Readability Formulas, Systems and LLMs are Poor Predictors of Reading Ease
Keren Gruteke Klein, Shachar Frenkel, Omer Shubi, Yevgeni Berzak
TL;DR
This study questions the effectiveness of widely used readability formulas, NLP-based metrics, frontier LLMs, and commercial educational tools in predicting real-time reading ease. It introduces a content-controlled evaluation framework that uses eye-tracking data from a large English reading corpus (OneStopL1&L2) to measure ΔReadingEase across original and simplified texts and assesses how well ΔScore_M predicts ΔReadingEase_E via Pearson correlations, with $ ext{Eval}_M = ext{Pearson}_{corr}(\Delta\text{Score}_{M,T}, \Delta\text{ReadingEase}_{E,T})$. Across reader groups and reading regimes, surprisal and other psycholinguistic measures outperform traditional readability methods, with entropy and the big three word properties often providing the strongest guidance; surprisal is typically the best overall predictor. The findings argue for cognitively grounded readability metrics and highlight the limitations of current ARA approaches for capturing online reading experiences, suggesting new directions that integrate psycholinguistic insights and robust online measures.
Abstract
Methods for scoring text readability have been studied for over a century, and are widely used in research and in user-facing applications in many domains. Thus far, the development and evaluation of such methods have primarily relied on two types of offline behavioral data, performance on reading comprehension tests and ratings of text readability levels. In this work, we instead focus on a fundamental and understudied aspect of readability, real-time reading ease, captured with online reading measures using eye tracking. We introduce an evaluation framework for readability scoring methods which quantifies their ability to account for reading ease, while controlling for content variation across texts.
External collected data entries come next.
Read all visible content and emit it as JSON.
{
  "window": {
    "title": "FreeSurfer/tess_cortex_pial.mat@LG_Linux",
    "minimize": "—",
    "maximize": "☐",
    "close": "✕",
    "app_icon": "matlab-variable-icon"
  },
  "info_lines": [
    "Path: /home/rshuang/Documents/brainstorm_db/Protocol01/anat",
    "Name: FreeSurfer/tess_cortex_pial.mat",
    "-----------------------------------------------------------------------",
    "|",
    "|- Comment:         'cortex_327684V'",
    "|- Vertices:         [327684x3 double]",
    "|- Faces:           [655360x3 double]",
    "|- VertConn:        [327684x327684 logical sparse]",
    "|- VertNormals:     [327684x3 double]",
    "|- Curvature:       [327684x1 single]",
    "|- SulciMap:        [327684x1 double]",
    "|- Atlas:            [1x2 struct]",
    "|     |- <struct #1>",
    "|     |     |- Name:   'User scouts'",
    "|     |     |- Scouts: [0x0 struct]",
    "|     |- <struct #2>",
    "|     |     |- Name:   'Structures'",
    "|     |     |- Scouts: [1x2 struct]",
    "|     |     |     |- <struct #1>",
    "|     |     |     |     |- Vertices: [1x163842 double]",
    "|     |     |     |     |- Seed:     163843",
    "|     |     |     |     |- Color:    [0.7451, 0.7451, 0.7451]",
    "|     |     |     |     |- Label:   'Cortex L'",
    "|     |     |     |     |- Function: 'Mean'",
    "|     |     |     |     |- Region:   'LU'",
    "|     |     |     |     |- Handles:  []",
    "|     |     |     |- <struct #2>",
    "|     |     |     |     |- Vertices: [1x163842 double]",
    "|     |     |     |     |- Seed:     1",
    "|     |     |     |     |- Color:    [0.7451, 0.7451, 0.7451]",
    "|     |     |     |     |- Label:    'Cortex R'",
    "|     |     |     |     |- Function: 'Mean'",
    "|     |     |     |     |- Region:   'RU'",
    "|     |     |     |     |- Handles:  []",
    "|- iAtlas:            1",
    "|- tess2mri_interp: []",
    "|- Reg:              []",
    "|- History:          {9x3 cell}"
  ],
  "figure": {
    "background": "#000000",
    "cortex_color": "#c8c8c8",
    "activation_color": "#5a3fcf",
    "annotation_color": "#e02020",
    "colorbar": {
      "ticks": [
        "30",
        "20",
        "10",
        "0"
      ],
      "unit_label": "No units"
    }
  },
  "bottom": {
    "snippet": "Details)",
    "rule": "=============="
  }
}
Applying this evaluation to prominent traditional readability formulas, modern machine learning systems, frontier Large Language Models and commercial systems used in education, suggests that they are all poor predictors of reading ease in English. This outcome holds across native and non-native speakers, reading regimes, and textual units of different lengths. The evaluation further reveals that existing methods are often outperformed by word properties commonly used in psycholinguistics for prediction of reading times. Our results highlight a fundamental limitation of existing approaches to readability scoring, the utility of psycholinguistics for readability research, and the need for new, cognitively driven readability scoring approaches that can better account for reading ease.